Analyzing the application, we discovered several operational challenges to consider. First, the vertical input shaft of the transmission was required to operate in varying pressures up to 60 psi and the shaft was located inside a long tubular housing which did not provide the required space for a standard seal design. In addition, the seal must be installed in either direction without damage to the sealing lip, the shaft had an end play of 0.015" which is outside the normal design envelop and the seal would have sparse lubrication at times.
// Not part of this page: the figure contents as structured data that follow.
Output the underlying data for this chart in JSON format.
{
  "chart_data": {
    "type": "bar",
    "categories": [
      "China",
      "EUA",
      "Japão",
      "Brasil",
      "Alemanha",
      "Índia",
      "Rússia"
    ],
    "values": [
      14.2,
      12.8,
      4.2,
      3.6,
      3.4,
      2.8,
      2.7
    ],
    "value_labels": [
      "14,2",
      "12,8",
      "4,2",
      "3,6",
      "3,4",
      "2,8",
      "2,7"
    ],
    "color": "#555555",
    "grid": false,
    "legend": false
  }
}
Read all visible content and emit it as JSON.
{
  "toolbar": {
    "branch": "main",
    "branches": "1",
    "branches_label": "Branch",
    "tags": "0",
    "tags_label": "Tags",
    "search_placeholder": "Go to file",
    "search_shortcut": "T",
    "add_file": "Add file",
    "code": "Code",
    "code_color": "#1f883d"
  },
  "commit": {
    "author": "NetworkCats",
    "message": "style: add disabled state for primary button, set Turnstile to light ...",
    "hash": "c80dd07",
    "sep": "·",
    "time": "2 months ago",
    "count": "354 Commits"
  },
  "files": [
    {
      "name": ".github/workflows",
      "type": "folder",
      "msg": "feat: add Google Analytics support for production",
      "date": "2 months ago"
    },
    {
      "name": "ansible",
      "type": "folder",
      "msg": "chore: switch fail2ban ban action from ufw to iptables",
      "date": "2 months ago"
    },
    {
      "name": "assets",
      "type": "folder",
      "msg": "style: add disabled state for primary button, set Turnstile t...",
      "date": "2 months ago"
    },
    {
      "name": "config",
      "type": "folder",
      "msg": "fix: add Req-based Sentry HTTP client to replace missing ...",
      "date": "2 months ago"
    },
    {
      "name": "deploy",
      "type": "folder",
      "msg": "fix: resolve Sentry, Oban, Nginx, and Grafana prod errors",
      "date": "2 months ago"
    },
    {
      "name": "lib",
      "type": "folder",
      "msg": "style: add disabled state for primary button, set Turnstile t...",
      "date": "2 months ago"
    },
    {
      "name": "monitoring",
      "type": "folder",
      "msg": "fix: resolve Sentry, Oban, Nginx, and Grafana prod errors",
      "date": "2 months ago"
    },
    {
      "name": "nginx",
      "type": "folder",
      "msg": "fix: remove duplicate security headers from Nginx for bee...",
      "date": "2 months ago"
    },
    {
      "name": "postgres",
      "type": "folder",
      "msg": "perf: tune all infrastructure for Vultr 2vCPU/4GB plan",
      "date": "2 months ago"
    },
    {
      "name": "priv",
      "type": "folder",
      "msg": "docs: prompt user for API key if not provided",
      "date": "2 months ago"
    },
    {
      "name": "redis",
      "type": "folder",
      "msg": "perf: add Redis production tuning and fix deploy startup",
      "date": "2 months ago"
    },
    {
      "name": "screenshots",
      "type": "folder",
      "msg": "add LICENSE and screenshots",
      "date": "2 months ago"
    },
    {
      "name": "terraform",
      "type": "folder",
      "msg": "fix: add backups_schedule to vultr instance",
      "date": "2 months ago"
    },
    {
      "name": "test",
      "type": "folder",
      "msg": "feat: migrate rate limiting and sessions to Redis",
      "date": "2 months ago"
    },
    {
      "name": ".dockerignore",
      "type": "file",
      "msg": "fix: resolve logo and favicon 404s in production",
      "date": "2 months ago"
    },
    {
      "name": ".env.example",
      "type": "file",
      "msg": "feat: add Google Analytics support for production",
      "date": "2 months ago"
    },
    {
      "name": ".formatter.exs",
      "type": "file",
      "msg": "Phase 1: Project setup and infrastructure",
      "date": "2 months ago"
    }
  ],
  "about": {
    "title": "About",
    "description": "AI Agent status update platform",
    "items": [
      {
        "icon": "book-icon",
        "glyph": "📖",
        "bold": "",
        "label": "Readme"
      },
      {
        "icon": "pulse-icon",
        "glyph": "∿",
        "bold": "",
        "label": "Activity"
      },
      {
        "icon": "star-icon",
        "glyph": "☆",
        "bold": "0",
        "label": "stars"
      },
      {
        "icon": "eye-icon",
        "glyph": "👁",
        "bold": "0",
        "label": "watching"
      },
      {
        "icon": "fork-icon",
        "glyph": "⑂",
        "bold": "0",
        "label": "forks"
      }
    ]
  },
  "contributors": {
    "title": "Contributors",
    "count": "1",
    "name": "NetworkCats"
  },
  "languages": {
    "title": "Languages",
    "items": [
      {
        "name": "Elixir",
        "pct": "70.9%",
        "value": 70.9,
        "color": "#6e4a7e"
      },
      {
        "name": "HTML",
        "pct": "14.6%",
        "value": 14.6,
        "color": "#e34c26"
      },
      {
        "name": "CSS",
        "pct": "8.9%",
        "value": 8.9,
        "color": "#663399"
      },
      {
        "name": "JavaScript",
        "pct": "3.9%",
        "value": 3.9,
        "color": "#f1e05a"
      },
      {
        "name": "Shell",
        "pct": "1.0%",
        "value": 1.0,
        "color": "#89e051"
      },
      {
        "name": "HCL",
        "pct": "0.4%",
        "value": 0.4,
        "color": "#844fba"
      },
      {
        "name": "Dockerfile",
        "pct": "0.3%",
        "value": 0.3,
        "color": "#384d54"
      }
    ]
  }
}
Historically, pressure seals were designed with a thick flex section and a stubby beam length with reduced lip interference and a smaller lip force contribution for the garter spring. Cavity pressure will push the fragile rubber lip against the sealing surface and the combined lip force from rubber and added cavity pressure squeezes out the lubricant between the lip and sealing surface. When the shaft rotates the friction between the lip and sealing surface is much greater and the lip tends to follow the shaft resulting in lip tear and seal failure. So the old pressure seal design with the increased net section was done to resist distortion of the sealing lip and prevent increased lip force from internal pressure.
Our first design objective was to improve follow ability by increasing lip force from the garter spring and position it to prevent bell mouthing (a distortion of the flex section that lifts the lip off the sealing surface). We then reduced the metal case ID and positioned it near the contact point. These changes allowed us to reduce the flex thickness and gain more total lip force from the garter spring and reduce contact path width, under load, from 0.031" to 0.010". We also changed the airside angle to 31° and Oil side angle to 42° which dropped the total lip force from 2.5#/inch of circumference to 1.08#/inch under pressure, dropLOP from 28.2 psi to 19.3 psi and maintain torque of 2.5 in. oz. and watt density of 112.3 Watts per square inch under load.
During customer testing, our seal quadrupled their test requirements and ran more than 10, 000 hours before testing was concluded.